Los ojos de él, su cara toda se inmovilizó un instante, molesto a causa de la incomprensión. Luego, Ella vio que dirigía su mirada al otro extremo de la acera: la prometida se retrasaba. Observó: —La carta de la señorita Brent me hizo suponer que había decidido comprar la historia.

—Si la publicáramos, tendríamos que volver a escribirla sin conventos, monjas ni religión.

—Pero estará de acuerdo en que lo importante de la historia es, precisamente, la bondad de la chica, el que, en el fondo, es buena...

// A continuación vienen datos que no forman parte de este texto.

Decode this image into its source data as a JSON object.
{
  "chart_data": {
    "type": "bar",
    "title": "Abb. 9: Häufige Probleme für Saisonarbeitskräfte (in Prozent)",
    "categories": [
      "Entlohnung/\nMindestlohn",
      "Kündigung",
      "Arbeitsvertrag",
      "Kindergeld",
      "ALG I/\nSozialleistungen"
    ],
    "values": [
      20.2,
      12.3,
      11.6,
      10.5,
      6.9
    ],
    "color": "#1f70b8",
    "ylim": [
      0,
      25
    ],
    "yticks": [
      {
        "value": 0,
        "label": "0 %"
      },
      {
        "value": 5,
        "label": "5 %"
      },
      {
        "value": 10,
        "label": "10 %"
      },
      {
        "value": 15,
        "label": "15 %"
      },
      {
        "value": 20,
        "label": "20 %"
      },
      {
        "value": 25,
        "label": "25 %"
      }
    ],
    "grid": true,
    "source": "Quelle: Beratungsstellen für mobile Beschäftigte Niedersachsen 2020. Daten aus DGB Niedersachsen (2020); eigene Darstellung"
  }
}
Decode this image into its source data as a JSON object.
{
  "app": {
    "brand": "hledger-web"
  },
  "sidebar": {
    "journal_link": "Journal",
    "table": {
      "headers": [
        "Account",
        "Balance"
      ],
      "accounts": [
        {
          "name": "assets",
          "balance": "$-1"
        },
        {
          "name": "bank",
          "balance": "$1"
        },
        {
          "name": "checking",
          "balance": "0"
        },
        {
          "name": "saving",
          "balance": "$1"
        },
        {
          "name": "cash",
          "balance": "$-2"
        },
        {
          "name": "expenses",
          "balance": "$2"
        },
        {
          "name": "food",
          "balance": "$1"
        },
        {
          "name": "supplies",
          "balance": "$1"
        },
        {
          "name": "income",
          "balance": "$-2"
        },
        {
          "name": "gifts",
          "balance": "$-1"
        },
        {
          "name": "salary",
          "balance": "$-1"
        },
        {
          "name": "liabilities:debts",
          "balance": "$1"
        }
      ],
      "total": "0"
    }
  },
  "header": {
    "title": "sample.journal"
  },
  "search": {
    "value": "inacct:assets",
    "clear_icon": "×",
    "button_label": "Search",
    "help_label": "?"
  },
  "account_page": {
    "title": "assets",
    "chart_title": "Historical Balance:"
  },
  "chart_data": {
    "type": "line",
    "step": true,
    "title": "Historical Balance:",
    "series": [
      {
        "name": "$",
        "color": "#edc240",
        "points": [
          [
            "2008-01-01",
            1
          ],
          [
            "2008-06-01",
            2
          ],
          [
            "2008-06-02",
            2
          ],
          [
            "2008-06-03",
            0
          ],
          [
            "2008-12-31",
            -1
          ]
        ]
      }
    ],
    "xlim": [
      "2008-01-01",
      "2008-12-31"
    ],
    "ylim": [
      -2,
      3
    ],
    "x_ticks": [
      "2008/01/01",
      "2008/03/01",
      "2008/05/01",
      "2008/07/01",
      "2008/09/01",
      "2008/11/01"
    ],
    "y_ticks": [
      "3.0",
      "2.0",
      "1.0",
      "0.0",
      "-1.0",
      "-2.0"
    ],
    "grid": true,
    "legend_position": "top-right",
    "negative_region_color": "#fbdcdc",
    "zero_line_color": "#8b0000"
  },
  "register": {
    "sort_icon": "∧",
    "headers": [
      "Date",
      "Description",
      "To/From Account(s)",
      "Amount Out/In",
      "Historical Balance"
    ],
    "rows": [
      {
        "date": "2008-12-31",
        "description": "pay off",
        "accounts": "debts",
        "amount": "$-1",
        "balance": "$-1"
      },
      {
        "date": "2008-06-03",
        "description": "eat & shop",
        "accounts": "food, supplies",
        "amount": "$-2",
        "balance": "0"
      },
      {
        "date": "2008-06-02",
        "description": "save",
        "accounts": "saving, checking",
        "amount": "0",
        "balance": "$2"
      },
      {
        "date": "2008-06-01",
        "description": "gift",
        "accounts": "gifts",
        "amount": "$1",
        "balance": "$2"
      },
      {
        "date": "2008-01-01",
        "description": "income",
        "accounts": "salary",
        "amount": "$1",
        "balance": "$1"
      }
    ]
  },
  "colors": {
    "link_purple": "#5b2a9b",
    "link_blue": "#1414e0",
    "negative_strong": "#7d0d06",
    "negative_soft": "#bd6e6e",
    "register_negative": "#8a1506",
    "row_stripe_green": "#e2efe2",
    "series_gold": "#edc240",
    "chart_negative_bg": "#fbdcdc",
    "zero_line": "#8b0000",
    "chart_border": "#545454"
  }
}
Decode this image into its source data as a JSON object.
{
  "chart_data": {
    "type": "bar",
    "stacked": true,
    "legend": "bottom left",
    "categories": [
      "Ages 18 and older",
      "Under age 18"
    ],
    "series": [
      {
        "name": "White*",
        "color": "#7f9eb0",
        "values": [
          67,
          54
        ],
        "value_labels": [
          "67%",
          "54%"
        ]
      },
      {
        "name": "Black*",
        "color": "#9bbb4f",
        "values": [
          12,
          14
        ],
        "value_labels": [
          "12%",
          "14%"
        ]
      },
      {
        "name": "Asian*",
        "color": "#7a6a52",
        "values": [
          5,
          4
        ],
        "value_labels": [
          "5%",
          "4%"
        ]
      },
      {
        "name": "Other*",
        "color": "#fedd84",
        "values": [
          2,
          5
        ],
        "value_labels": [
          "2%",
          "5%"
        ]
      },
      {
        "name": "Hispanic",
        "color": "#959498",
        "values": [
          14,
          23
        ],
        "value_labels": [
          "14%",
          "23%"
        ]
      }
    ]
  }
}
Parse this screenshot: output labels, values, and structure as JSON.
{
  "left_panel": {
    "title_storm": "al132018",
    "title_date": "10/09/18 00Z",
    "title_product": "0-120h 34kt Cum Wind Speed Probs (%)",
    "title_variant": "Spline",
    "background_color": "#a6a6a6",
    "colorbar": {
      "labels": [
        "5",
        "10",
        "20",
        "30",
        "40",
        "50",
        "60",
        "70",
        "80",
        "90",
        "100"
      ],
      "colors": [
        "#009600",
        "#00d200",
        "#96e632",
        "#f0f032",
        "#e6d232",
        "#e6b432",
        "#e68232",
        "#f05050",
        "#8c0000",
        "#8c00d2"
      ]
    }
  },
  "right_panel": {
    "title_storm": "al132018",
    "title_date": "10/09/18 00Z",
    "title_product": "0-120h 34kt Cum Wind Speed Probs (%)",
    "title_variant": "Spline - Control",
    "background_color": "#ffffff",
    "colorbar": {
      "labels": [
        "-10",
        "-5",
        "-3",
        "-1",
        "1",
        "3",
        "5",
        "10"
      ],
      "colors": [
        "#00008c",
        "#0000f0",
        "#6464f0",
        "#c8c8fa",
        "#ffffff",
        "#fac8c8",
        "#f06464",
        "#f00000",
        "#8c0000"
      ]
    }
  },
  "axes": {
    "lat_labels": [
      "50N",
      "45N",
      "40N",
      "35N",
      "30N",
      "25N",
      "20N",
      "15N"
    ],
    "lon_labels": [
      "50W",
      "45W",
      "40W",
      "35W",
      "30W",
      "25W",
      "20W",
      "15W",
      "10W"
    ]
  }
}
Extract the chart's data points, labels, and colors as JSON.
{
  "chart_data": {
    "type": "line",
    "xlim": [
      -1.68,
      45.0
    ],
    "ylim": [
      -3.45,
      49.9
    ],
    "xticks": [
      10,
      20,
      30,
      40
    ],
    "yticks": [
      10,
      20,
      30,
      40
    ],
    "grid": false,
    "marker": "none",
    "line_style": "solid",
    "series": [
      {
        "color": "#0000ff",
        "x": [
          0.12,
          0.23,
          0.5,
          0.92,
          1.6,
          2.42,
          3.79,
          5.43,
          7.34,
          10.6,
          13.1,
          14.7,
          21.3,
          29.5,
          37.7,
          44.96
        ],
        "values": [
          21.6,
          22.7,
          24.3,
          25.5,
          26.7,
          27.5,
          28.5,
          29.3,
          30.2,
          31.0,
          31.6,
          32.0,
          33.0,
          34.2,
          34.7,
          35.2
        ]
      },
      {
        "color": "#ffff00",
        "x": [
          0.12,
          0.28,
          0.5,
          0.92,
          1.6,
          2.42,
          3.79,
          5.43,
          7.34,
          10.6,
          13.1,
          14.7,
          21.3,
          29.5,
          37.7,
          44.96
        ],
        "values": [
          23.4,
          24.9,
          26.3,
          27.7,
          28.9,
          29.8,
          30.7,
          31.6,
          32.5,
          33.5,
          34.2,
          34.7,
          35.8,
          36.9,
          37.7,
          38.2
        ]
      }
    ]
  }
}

Había comprendido que no iba a comprar el serial; pero a él no le importaba que lo comprara o no, y por eso dirigía su vista hacia un punto lejano. De pronto, en el extremo opuesto de la acera apareció una chaca bonita, de cuerpo pequeño y tipo semejante al de Ella; su cara era pálida y angulosa, y su pelo, negro y lanoso. Ella pensó: «Bueno, puede que yo sea su tipo. Pero seguro que él no es el mío». La chica se acercaba y Ella esperaba verle levantarse de un momento a otro para recibirla. Pero, en el último instante, él desvió la mirada y la chica pasó. Luego él volvió a inspeccionar el extremo de la acera... «¡Vaya! —pensó Ella—. ¡Vaya!...», y se dedicó a observar su apreciación detallada, analítica, práctica y sensual de cada una de las mujeres que pasaban: las examinaba hasta que le miraban molestas o interesadas y entonces desviaba los ojos. Por fin apareció una mujer fea, aunque atractiva: cetrina y gruesa de cuerpo, pero maquillada con mucho cuidado y muy bien vestida. Resultó que era su prometida. Se saludaron con las demostraciones de cariño permitidas a una pareja oficial. Las miradas de los transeúntes se volvieron hacia ellos, hacia la feliz pareja, tal como ambos deseaban. Entonces Ella fue presentada, tras lo cual siguieron conversando en francés. Hablaron de la alfombra, mucho más cara de lo que habían supuesto. A pesar de todo, ella la había comprado. Robert Brun se quejó, con grandes aspavientos, mientras la futura señora Brun suspiraba y arqueaba las cejas por encima de sus ojos negros de rímel, murmurando con afectuosa discreción que él nunca encontraba nada bien. Se cogieron las manos con una sonrisa, él complaciente y ella agradecida y un tanto ansiosa. Antes de que llegaran a soltarse las manos, los ojos de él ya estaban absortos, llevados por la costumbre y con un movimiento rápido, en la bonita muchacha que había surgido en el extremo de la acera. Arrugó el ceño a la vez que se componía. La sonrisa de su futura esposa, al percatarse de ello, se heló durante un segundo. No obstante, en seguida recobró su graciosa expresión, reclinándose contra el respaldo de la silla y empezando a hablar a Ella de los problemas que entrañaba comprar muebles en aquellos tiempos tan duros. Las miradas que dirigía a su prometido le recordaron a Ella una prostituta que había visto una noche, ya tarde, en el metro de Londres; aquella mujer había acariciado y atraído a un hombre con idénticas miradas graciosas, discretas y fugaces.